Ministro da Justiça diz que ataque a agentes da Força Nacional na Maré "não mancha os Jogos"
Um dos soldados foi baleado na cabeça ao entrar por engano em comunidade
Rio 2016|Bruna Oliveira, do R7

O ministro da Justiça, Alexandre de Moraes, procurou tratar o ataque a uma viatura da Força Nacional de Segurança que deixou dois agentes baleados — um deles permanece em estado grave após ser atingido na cabeça — como um incidente isolado durante a Rio 2016. Para ele, o crime "não mancha os Jogos".
— Não tem absolutamente nada de mancha em relação às Olimpíadas, até porque é um ato que não tem nenhuma relação com os Jogos Olímpicos. Antes das Olimpíadas, eu afirmei várias vezes que a preocupação maior das forças de segurança era em relação à segurança pública, não em relação a terrorismo ou a outras questões. Infelizmente não é possível evitar tudo, mas, infelizmente ainda, a gravidade é do crime, mas não há nenhuma rusga, nenhuma mancha em relação às Olimpíadas que transcorrem de forma absolutamente tranquilas. Basta ver que, mesmo após o incidente de ontem, mesmo após a grande operação de madrugada e todo o dia, não houve nenhuma alteração em nenhum dos parques olímpicos.
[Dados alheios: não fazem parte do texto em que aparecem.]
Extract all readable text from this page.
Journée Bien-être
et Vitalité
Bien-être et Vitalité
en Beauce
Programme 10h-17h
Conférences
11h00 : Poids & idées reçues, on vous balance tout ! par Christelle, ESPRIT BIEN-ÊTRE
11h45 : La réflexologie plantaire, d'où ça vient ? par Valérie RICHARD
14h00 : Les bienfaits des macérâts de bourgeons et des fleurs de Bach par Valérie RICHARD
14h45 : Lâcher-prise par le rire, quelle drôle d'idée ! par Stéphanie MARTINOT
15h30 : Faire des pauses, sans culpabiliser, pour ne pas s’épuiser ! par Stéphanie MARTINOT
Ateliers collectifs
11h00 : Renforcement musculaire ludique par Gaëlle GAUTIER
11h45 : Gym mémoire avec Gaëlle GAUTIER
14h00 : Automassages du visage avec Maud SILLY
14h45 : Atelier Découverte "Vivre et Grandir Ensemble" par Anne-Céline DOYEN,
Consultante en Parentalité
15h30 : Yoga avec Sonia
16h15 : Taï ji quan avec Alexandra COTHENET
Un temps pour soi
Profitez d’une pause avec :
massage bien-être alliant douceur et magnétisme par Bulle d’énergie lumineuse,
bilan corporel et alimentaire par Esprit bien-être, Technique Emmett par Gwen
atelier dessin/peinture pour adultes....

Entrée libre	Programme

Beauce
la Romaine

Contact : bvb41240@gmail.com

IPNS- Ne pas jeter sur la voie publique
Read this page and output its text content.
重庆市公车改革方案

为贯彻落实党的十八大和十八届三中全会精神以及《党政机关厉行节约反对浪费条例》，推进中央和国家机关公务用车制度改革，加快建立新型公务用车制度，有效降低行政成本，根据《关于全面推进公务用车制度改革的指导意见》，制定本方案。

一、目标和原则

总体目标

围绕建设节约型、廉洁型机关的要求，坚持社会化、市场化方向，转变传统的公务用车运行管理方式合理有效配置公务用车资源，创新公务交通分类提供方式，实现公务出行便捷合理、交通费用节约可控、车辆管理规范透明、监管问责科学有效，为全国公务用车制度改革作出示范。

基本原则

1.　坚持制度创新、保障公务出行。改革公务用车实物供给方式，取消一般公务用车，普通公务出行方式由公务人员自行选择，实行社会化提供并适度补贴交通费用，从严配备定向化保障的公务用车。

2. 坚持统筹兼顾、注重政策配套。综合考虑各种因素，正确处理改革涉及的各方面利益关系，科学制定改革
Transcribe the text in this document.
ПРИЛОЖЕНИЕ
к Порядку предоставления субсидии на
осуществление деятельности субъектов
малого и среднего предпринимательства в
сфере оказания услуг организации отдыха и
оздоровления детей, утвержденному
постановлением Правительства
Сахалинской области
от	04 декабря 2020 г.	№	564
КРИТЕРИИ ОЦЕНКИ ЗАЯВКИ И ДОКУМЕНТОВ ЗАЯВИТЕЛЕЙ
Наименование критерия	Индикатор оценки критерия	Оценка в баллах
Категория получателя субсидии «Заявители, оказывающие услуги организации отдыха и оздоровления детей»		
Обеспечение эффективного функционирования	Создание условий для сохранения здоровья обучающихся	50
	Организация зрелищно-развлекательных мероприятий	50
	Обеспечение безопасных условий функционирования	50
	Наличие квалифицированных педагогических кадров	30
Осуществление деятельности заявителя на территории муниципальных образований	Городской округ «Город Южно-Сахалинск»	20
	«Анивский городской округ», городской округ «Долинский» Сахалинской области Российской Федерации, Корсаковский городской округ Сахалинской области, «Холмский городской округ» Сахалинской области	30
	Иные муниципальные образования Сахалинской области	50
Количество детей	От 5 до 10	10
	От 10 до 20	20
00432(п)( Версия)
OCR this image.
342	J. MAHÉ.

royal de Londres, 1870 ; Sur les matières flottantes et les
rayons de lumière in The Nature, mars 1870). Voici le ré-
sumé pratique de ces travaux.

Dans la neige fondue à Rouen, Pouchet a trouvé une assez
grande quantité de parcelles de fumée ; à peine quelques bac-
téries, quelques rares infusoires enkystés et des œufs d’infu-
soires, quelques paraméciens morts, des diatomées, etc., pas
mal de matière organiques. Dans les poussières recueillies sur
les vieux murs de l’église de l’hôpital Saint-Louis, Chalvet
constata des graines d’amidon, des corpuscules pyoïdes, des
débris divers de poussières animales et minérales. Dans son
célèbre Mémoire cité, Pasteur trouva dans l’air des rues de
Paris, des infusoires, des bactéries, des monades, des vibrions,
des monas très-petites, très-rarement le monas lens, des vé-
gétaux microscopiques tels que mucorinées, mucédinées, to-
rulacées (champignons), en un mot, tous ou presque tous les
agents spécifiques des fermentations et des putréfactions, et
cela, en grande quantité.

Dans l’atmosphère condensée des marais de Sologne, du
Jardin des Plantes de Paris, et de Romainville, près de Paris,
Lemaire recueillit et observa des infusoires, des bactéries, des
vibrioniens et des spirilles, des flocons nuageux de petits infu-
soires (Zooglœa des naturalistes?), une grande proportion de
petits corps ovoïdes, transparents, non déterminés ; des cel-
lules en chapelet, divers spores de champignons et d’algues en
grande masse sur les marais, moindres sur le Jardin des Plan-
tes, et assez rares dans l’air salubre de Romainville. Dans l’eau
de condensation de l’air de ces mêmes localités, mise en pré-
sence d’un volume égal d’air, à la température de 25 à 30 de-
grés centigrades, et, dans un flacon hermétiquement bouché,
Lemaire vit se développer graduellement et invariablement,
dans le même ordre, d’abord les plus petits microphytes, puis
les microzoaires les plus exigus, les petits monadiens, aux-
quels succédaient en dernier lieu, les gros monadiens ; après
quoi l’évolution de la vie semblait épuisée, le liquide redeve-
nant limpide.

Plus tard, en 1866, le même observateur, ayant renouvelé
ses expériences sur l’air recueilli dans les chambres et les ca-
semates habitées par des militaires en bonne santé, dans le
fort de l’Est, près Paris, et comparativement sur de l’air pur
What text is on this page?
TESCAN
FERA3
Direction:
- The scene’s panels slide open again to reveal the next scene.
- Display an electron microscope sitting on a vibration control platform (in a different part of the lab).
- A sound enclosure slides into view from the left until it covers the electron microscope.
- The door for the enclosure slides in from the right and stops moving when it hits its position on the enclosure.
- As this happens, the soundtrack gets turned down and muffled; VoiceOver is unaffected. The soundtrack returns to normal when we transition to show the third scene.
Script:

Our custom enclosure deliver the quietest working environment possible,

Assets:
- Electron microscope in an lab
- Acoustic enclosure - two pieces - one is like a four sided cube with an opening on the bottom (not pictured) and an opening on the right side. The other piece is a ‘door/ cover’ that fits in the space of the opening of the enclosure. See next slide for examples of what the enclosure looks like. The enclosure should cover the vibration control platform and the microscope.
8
Alexandre de Moraes, que participou no final da tarde desta quinta-feira (11) do lançamento da cartilha “Por Olimpíadas sem Racismo” pela Secretaria Especial de Políticas de Promoção da Igualdade Racial, disse que nada muda no esquema de segurança dos Jogos. O ministro afirmou que a Força Nacional de Segurança não atua nas ruas, mas nos acessos e áreas internas das arenas olímpicas, enquanto o Exército e a Polícia Federal cuidam da segurança externa.
Segundo ele, os agentes, que são da região Norte do País e vieram ao Rio para integrar o esquema de segurança, estão muito abalados com o ataque. O ministro foi questionado se os agentes usavam o aplicativo Waze, que indica rotas de trânsito, no momento do ataque, mas respondeu que os agentes ainda não foram ouvidos. Ele classificou o ataque como "lamentável" e "covarde".
Uma operação conjunta, envolvendo forças de segurança estaduais e federais, além do Exército, aconteceu a partir da madrugada desta quinta no Complexo da Maré. Três suspeitos de envolvimento com o tráfico foram baleados, sendo que um deles morreu.
— Nós nos preparamos para a prevenção [de crimes], para evitar, e, no caso da necessidade de reação, estamos preparados.